Gerçi fiyatlara bakmakla yetindiğimiz bir menüye benzetmek de mümkün ama olsun. En azından seçeneklerimizi görüyoruz.
İnsanlığın ortak düşünce yolculuğunda nerelere geldiğimizi de kitaplardan takip etmek mümkün. Elbette gelecek günlerde Türkiye’ye hangi düşüncelerin gelme ihtimali de kitapçılarda servis edilen fikir menülerinde görülebiliyor. Geçen yılki ziyaretimde dünya çok yorgundu sanırım. Uyumak üzerine yazılmış kitaplarla çokça zaman geçirmiştim. Hayatımızın önemli bir kısmını uyumakla geçiriyoruz ve uyku üzerine yazılmış kitaplar hayli popülerdi.
Bu sene iki başlık dikkatimi çekti. Bunlardan birisi sessizlik üzerineydi. Erlin Kagge’nin yazdığı kitap Gürültü Çağında Sessizlik başlığını taşıyor. (Silence: In the Age of Noise) Sükunete her zamankinden fazla ihtiyacımız var.

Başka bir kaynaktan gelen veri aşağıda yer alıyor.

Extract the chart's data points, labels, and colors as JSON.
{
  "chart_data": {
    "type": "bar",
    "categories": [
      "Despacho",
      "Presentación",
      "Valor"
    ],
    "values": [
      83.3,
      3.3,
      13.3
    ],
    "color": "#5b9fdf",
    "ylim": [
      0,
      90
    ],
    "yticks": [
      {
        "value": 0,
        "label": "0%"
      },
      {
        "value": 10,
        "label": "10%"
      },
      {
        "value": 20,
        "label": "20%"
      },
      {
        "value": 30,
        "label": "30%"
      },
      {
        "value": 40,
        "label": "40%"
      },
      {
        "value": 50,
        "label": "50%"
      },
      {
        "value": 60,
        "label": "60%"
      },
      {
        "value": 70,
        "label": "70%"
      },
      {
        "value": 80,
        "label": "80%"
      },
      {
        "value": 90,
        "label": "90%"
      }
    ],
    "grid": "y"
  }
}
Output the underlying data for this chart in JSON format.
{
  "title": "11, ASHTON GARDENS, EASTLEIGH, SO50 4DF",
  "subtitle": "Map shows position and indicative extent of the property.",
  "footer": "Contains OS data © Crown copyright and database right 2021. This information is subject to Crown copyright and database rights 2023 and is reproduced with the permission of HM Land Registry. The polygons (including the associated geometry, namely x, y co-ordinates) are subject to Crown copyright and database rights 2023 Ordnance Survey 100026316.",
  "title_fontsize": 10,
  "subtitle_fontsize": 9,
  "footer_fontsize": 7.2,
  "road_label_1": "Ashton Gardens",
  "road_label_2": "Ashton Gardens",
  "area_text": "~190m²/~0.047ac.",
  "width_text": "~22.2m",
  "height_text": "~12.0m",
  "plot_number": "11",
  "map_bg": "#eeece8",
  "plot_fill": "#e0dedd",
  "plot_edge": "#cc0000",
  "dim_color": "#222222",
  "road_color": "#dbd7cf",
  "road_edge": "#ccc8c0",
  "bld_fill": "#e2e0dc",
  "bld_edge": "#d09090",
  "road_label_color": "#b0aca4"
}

Bu kesin. Yakın zamanda bizde de söz gümüşse sükut altındır diyerek bu konu ele alınabilir.
Diğer kavram ise borçtu. Dünya üzerinde borcun tarihi üzerine yazılmış bu kitap, sanırım hesap gününün yaklaştığını hatırlatan ironik kitaplardan biri. Çünkü kitaplardan biri Yunanistan’ın eski ekonomi bakanının çocuğuna ekonomiyi anlattığı bir denemeydi.
Kitaplara göz atmaya devam ettim. Dünyayı tarihteki kadınların gözünden parçalara ayırarak anlatan bir çocuk kitabı ilgimi çekti. Benazir Butto da vardı Fatıma El-Fihri de… İslam dünyasının kadınlarını anlatan kitapların varlığı hala büyük eksiklik. Feminist teorinin gelişimi bizde pek hızlı değil galiba. Buna da neyse deyip yolumuza devam edelim.

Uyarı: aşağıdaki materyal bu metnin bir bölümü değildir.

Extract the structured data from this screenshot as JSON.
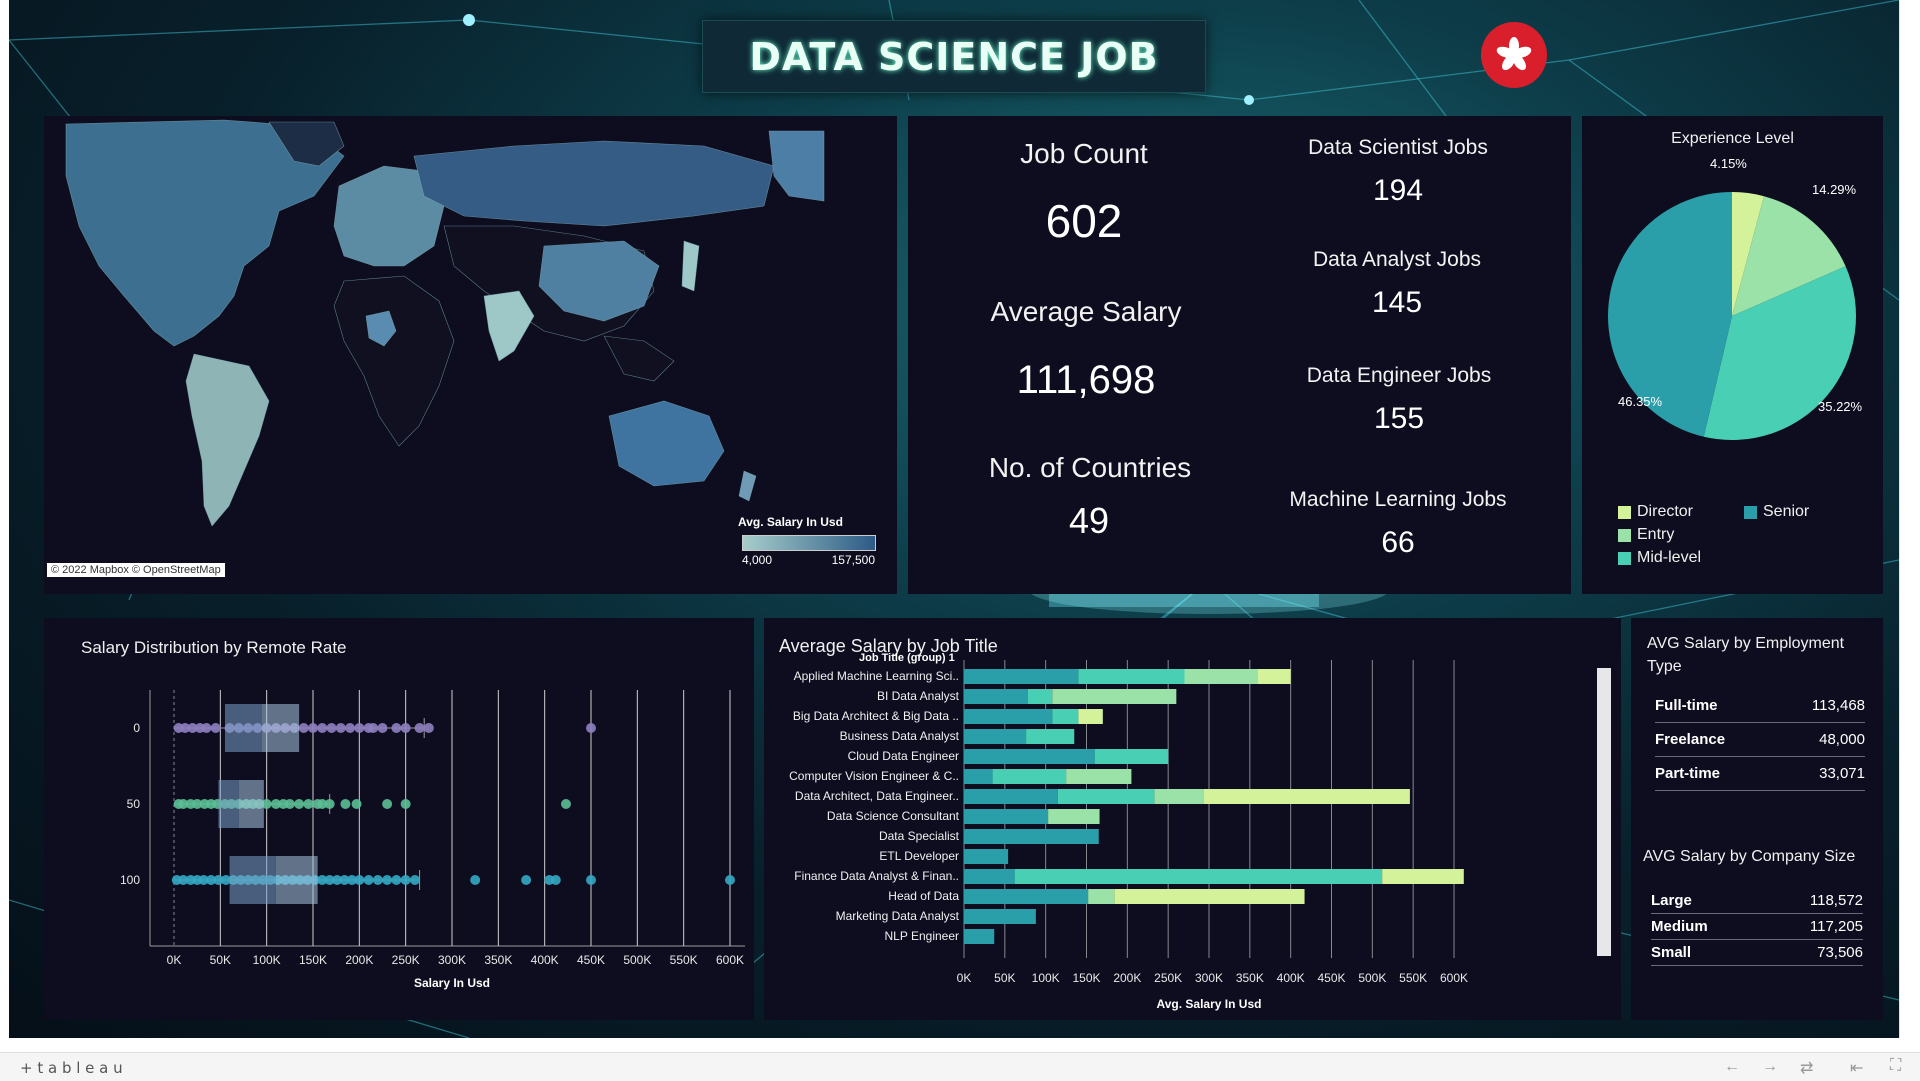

Dikkat çeken kitaplardan bir diğeri Attila’nın Avrupa’nın ana düşmanı olarak gösterildiği bir kitaptı. Türk tarihi kadar Avrupa’nın da kendi fotoğrafını çektiği ciddi bir eserdi. Avrupa’daki Türk düşmanlığının İslam öncesi hikayesini de anlaşılır kılıyor. Okumak lazım.
Harry Potter’ın popüler raflardaki varlığı devam ediyor. Bir edebiyat eserinin film yolculuğunun ardından tiyatroya yolu düşüyor ve ardından bambaşka kitaplarla yolculuk çeşitleniyor. Bizim Diriliş Ertuğrul’un da benzer bir yolculuğa çıkacağını tahmin ediyorum.

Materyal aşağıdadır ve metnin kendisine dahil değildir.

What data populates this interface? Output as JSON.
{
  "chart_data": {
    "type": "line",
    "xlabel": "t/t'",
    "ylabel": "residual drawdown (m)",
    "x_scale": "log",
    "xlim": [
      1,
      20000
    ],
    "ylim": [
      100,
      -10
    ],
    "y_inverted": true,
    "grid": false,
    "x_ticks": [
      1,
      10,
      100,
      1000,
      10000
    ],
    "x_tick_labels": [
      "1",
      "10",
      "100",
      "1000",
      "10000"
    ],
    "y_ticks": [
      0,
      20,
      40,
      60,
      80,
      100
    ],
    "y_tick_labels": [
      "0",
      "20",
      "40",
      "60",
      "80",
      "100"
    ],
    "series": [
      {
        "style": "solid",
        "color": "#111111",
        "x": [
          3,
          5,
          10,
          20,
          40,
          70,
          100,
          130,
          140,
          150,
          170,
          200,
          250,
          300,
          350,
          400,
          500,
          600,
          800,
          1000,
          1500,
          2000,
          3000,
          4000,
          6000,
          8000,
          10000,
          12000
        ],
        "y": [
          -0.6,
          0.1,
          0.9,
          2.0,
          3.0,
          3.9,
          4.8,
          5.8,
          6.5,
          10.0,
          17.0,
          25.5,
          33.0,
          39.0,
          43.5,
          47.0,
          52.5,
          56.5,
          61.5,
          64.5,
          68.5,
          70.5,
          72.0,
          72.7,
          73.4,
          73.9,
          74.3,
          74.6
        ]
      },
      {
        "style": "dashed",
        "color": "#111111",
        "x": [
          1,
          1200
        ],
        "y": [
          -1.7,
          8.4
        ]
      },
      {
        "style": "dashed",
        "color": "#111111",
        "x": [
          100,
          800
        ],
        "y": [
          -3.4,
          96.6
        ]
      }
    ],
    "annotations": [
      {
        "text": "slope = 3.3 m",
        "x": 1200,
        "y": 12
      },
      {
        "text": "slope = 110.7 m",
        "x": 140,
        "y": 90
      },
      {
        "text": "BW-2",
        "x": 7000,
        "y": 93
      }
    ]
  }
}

Kitapçıda geçen zamanda kitapçıları neden sevdiğimi bir defa daha anladım. Bir defa sessiz yerler. Ama ölüm sessizliği yok. Bir kütüphane değil yani. Ama öte yandan hareket eden insanlar var ve içinde bulunduğum Foyles kitabevinin veciz şekilde söylediği gibi “Burada dostlarınızın arasındasınız.” Farklı dillerdeki kitapların meraklıları kitapçıyı gezmeye devam ederken yorulduk ve en üst kattaki kafe kısmında bir süre dinlendik. Sonra kitapları karıştırmaya devam ettik. İstanbul’un en büyük eksiği büyük ama çok büyük bir kitapçı. İçinde bir gün geçirebileceğimiz büyük bir kitapçı olsa ne kadar farklı olursa olsun tüm fikirlerimizi içine yerleştirebilirdik. Kafamızı şişirmeden anlaşmanın yolunu bulmuş olurduk. Gürültü çağında sessizlik sizce de iyi fikir değil mi?